By Robert Pigott
Religious Affairs Correspondent, BBC News
The Roman Catholic Church says it is responding to calls from Anglicans
The Vatican has published details of its plan to ease conversion for Church of England clergy unhappy about the ordination of women bishops.
The proposal offers them what amounts to their own dioceses within the Roman Catholic Church.
The Vatican also said they could continue with Anglican traditions, such as some church services.
Anglican clergy claim the rules set out in the document make the offer seem more generous than it first seemed.
Fr Geoffrey Kirk, the national secretary of Forward in Faith, which represents Anglicans sympathetic to Catholicism, said more clergy around the world would probably convert as a result.
"Of the 450 parishes I knew would take it (the Pope's invitation) seriously, I said between 150 and 200 would convert. Now I think it'll be more than 200."
The details published today confirm that Church of England priests who are married will be allowed - on a case-by-case basis - to serve as Roman Catholic priests.
That could lead to an influx of married priests to a church where clergy have traditionally been celibate.
The document emphasised that the Vatican had no intention of relaxing the requirement for celibacy for Roman Catholic priests.
However, the presence of significant numbers of married priests could present an alternative model of priesthood to Roman Catholics.
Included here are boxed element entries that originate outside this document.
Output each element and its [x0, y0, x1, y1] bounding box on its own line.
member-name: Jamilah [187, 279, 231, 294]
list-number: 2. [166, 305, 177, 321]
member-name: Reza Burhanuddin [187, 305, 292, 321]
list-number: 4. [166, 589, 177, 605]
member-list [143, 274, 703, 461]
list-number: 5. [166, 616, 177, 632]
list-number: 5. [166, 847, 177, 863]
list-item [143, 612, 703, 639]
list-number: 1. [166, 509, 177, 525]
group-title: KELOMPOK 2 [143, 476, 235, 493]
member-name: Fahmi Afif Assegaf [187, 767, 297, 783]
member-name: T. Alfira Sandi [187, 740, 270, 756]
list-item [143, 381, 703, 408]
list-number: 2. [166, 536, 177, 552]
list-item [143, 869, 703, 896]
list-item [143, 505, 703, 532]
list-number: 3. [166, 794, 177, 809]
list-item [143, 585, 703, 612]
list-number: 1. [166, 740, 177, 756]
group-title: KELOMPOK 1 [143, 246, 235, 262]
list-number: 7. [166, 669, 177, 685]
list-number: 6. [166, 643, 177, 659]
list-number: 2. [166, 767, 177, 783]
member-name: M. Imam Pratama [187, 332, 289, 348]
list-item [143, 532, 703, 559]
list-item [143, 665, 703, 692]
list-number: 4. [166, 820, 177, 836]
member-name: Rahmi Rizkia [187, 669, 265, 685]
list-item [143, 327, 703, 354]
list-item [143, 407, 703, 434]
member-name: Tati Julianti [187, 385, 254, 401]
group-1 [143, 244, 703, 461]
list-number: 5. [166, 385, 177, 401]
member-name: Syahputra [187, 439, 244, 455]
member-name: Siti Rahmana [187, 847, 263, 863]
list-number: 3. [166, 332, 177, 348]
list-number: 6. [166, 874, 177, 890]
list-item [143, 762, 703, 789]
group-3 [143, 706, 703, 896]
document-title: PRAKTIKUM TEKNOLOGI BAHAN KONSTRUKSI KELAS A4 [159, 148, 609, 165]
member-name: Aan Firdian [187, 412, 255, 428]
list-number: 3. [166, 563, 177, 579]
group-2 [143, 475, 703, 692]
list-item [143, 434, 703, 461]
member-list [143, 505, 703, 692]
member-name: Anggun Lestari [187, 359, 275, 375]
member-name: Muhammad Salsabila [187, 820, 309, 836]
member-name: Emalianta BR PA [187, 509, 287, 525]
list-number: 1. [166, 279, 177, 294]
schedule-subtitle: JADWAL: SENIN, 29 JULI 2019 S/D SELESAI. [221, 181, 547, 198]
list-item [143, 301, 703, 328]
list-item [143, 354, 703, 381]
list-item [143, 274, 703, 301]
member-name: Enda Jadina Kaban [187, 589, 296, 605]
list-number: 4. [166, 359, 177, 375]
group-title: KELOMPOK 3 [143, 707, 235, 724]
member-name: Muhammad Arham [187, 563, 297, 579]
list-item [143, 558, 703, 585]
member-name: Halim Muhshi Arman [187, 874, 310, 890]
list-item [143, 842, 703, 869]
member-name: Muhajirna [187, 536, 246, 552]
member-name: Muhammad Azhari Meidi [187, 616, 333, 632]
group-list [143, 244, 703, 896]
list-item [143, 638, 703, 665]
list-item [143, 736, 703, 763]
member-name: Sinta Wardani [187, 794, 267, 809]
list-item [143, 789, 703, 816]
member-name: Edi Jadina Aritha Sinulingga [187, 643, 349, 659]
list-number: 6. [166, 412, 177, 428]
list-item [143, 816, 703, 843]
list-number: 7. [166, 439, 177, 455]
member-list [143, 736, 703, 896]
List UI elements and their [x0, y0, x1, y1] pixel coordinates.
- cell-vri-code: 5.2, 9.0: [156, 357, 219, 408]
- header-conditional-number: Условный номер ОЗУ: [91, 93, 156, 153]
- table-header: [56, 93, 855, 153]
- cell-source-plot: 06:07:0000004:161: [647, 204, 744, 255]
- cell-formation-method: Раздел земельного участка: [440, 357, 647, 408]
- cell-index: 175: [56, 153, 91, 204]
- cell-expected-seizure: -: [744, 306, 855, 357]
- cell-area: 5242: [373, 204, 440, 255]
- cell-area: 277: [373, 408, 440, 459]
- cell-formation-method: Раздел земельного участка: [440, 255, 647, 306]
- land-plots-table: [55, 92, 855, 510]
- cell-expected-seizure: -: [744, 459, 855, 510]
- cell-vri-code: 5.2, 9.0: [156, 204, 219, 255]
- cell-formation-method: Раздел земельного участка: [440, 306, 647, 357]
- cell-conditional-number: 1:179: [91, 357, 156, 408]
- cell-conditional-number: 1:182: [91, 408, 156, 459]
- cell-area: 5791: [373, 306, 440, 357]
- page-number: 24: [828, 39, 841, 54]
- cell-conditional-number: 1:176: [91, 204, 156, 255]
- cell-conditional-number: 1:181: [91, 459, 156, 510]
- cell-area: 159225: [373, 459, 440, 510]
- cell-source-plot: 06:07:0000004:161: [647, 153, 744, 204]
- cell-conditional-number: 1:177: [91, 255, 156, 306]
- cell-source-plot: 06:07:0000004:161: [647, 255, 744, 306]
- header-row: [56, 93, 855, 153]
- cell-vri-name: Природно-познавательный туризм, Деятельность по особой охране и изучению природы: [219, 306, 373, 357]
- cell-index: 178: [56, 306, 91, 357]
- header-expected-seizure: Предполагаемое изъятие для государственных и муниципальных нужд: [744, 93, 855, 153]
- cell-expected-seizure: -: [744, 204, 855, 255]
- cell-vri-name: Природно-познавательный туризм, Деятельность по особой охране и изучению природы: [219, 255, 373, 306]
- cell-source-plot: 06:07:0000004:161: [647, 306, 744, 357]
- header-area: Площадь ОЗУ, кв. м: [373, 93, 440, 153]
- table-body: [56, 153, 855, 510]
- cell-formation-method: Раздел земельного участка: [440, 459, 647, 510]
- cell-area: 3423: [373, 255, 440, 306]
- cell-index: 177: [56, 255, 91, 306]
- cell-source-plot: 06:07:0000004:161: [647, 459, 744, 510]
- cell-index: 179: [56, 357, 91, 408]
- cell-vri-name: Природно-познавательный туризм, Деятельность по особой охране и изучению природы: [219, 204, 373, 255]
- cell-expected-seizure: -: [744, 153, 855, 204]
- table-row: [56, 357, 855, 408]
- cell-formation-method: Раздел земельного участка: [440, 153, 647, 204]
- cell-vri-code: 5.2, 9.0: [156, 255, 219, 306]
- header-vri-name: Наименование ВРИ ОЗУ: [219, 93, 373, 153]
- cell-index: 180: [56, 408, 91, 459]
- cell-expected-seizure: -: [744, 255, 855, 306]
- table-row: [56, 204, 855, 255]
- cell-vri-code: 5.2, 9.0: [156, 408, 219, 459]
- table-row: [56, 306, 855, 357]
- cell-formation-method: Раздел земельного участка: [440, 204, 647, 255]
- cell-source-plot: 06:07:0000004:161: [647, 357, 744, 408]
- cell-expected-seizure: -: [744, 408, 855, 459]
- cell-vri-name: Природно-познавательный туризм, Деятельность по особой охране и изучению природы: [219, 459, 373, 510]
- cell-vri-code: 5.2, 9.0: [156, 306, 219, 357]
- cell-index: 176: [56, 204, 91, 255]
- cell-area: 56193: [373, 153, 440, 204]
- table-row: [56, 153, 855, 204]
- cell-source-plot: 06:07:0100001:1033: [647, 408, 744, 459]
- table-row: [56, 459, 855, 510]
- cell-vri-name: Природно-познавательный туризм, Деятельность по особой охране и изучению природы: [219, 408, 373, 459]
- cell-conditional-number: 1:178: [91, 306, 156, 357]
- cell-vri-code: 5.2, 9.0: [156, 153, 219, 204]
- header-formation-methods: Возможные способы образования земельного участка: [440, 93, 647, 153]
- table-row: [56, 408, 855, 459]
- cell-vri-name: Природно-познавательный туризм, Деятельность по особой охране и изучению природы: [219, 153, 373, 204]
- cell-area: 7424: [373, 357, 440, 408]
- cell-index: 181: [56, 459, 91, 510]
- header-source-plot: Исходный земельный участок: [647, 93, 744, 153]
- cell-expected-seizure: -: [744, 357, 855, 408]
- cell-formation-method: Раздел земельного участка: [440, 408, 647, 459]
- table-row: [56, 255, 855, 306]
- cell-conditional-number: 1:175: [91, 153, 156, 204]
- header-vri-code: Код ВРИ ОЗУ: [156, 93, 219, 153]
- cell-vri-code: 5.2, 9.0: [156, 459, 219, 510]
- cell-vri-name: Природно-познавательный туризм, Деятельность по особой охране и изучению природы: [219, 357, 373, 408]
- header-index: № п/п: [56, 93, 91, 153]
The Vatican made clear that Anglicans who were in "irregular marriage situations" would not be eligible to convert.
Men intending to become priests inside the new section of the Church could train in seminaries separate from other Catholic priests.
Dr Kirk said this concession, and the creation of multiple "dioceses" for former Anglicans showed that the Vatican intended Anglican traditions to become a permanent part of Catholicism.
Dr Rowan Williams will be meeting the Pope in Rome
"This is not terminal care. It's viewed as a permanent thing, and it could actually grow," he said.
However, Anglicans who convert will have to commit to all Roman Catholic beliefs, and that might create conflict for some.
They would have to accept that the Pope could on occasion be regarded as "infallible".
They would also have to accept Roman Catholic views on contraception, the way Catholics regard Mary, the mother of Jesus, and that the bread and wine of Holy Communion actually become the body and blood of Jesus.
Clergy wishing to convert will have to be re-ordained as Catholic priests, and some might face painful choices - having to leave well-placed and historic medieval churches with thriving congregations for more modern churches on the edge of town.
Even among Catholic-minded Anglicans, there is continued resistance to transferring to Rome.
Many are desperate to maintain the historic composition of the Church of England as including both a Protestant and a Catholic wing.
However English Anglicans are likely to make up only a small proportion of those wishing to find a permanent home in the Roman Catholic Church.
The Traditional Anglican Communion - which broke away from the Anglican Communion in 1991 - claims four hundred thousand members around the world, and several hundred are thought likely to convert.
The first English clergy could convert as early as next year.
The Vatican insisted that its invitation came only in response to Anglicans who pleaded for a new spiritual home.
But it angered some Anglicans because it came at a sensitive time in discussions over how women bishops would be introduced into the Church of England.
The Archbishop of Canterbury, the Most Reverend Rowan Williams, was given only two weeks' notice of the announcement.
Dr Williams is due to travel to Rome for a long-scheduled meeting with Pope Benedict on 21 November.
Lambeth Palace said the Pope's initiative was on the agenda.